Monday, August 16, 2010

30 Day TV Challenge - Day 10: "Bright, shiny futures are overrated anyway."

10. A show you thought you wouldn't like but ended up loving.
Battlestar Galactica
It sounds ridiculous in hindsight, of course. The re-imagined Battlestar Galactica is one of the bravest, most significant, and flat-out best examples of serial television ever made, to say nothing of science fiction television. Tossing aside the typical trappings of space opera, Galactica dives deep into a messy, heady world of flawed, complicated people at the very frayed edges of humanity. It's about what it actually means to be human, and explores the nature of life and civilization. It is uniformly brilliant in virtually every respect, and is one of my very favorite shows.

But I never gave it much of a shot when it first aired. Why? Because it was on the frakking Sci-Fi Channel.

I mean, come on: think of what Sci-Fi was broadcasting at the time.* Mansquito? Original films starring the guy who played Chakotay? The very worst kind of mediocre-at-best dross that Sci-Fi is (quite rightfully) known for? I remember distinctly when the channel first hit the air, and I remember how excited I felt at having -- finally! -- a channel devoted entirely to my interests! And then I saw it was nothing but crappy monster movies and reruns of Space: 1999, and I realized I'd been duped. The best things the channel ever did were the occasionally watchable Stargate: SG-1 and the last few seasons of Mystery Science Theater 3000...and they managed to fuck that up.** So the news of a brand-new BSG from these people did not fill me with excitement, particularly when I didn't like the original BSG to begin with.

The problem, it turns out, was that I hadn't done my research. If I had, I would've seen the man overseeing the show was Ronald D. Moore, whose work I was very familiar with from his work on Star Trek. The man wrote handfuls of episodes of The Next Generation and Deep Space Nine, almost all of them excellent -- some of them all-time classics like "Yesterday's Enterprise," "Trials and Tribble-ations," "The First Duty" and even "All Good Things...," the Next Gen finale. "The First Duty," particularly, would be emblematic of his work on BSG: no goofy science stuff, just decent people making impossible decisions in bad situations. Not only that, but he was hired as a producer on Voyager -- which we hate, don't we? -- and then had the good sense to get the hell out of there once he saw the circus Brannon Braga was running. If anyone could take the cheesetastic Battlestar Galactica, put it on Sci-Fi, and still get something useful from it, it was Moore.

Which, it turns out, was the case. And I finally did catch up with the show at the behest of a friend after the conclusion of the second season. And felt so, so stupid. Moore did it, of course, by putting aside everything Star Trek had lived on for decades and wrote a real, gritty series -- it just happened to be about robots on a spaceship. Moore's bible for BSG -- which you should read -- shows he knew exactly what he wanted right from the start.

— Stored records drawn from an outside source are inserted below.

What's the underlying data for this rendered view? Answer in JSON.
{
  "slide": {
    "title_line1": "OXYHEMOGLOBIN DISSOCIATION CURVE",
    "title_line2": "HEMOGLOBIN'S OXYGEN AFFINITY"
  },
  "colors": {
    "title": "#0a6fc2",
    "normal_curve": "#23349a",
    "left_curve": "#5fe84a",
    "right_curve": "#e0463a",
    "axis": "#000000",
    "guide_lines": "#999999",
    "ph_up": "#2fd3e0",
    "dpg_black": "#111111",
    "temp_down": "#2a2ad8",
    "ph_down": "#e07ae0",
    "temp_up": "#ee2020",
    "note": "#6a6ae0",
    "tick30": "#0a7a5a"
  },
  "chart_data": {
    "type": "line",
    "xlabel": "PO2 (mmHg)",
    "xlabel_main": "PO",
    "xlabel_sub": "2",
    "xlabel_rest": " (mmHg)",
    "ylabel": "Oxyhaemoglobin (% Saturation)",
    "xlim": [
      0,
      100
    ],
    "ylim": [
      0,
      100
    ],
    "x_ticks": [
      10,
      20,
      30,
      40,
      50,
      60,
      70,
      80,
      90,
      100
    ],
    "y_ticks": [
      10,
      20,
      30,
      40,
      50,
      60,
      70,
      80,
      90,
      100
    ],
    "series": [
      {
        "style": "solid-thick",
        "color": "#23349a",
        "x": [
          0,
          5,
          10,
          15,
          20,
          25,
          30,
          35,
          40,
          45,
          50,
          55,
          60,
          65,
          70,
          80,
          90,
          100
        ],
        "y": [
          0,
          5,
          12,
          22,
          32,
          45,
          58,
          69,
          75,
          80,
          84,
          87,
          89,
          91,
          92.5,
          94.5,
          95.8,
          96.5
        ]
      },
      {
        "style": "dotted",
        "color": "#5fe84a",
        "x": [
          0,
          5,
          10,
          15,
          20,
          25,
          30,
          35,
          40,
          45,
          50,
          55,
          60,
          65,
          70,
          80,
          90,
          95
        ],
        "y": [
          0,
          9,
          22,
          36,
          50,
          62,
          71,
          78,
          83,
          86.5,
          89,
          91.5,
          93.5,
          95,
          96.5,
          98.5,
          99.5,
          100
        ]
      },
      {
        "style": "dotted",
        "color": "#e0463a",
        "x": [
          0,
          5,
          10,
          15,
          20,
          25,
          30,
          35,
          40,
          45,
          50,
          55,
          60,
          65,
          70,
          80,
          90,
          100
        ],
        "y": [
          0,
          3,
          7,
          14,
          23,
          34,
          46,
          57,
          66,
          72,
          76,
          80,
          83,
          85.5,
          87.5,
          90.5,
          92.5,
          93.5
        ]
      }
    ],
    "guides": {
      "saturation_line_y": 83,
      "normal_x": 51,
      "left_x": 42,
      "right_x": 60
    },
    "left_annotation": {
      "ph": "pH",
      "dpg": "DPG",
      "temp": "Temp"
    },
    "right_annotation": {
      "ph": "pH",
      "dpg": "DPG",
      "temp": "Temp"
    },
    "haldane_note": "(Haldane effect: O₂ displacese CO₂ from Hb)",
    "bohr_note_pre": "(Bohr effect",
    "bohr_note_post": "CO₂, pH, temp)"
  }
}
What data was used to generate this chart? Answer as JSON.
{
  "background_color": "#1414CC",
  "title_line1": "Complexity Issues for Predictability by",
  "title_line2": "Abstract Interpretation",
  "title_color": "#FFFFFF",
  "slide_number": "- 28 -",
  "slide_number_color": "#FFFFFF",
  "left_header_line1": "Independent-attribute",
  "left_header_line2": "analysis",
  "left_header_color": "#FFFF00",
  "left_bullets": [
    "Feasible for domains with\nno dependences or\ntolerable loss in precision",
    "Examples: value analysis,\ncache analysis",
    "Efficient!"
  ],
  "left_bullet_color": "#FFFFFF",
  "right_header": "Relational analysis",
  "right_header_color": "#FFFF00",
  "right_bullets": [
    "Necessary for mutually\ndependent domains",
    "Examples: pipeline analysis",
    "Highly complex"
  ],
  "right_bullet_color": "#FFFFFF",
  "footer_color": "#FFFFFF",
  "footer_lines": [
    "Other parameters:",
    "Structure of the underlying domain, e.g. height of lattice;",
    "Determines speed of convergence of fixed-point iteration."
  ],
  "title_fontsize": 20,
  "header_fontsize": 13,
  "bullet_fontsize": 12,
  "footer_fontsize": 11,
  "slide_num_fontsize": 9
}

And of course, if I'd known that, I would've been on board from the beginning. Oh well -- better late than never, right?

*Or, hell, what the fuck are they airing now? Sharktopus? "All of this has happened before, and all of it will happen again."
**Seriously, that's a great story. When they picked up MST3K following its cancellation at Comedy Central, Sci-Fi demanded the writers add a "story arc" to keep viewers coming back. "We don't need a story arc," Kevin Murphy told them. "We're a puppet show. We just need an excuse to tell jokes." But Sci-Fi insisted, and the Best Brains guys complied, providing the show with a (surprisingly well-constructed) story arc. So then, of course, Sci-Fi ran the episodes out of sequence. You see why I was reluctant to give BSG a chance?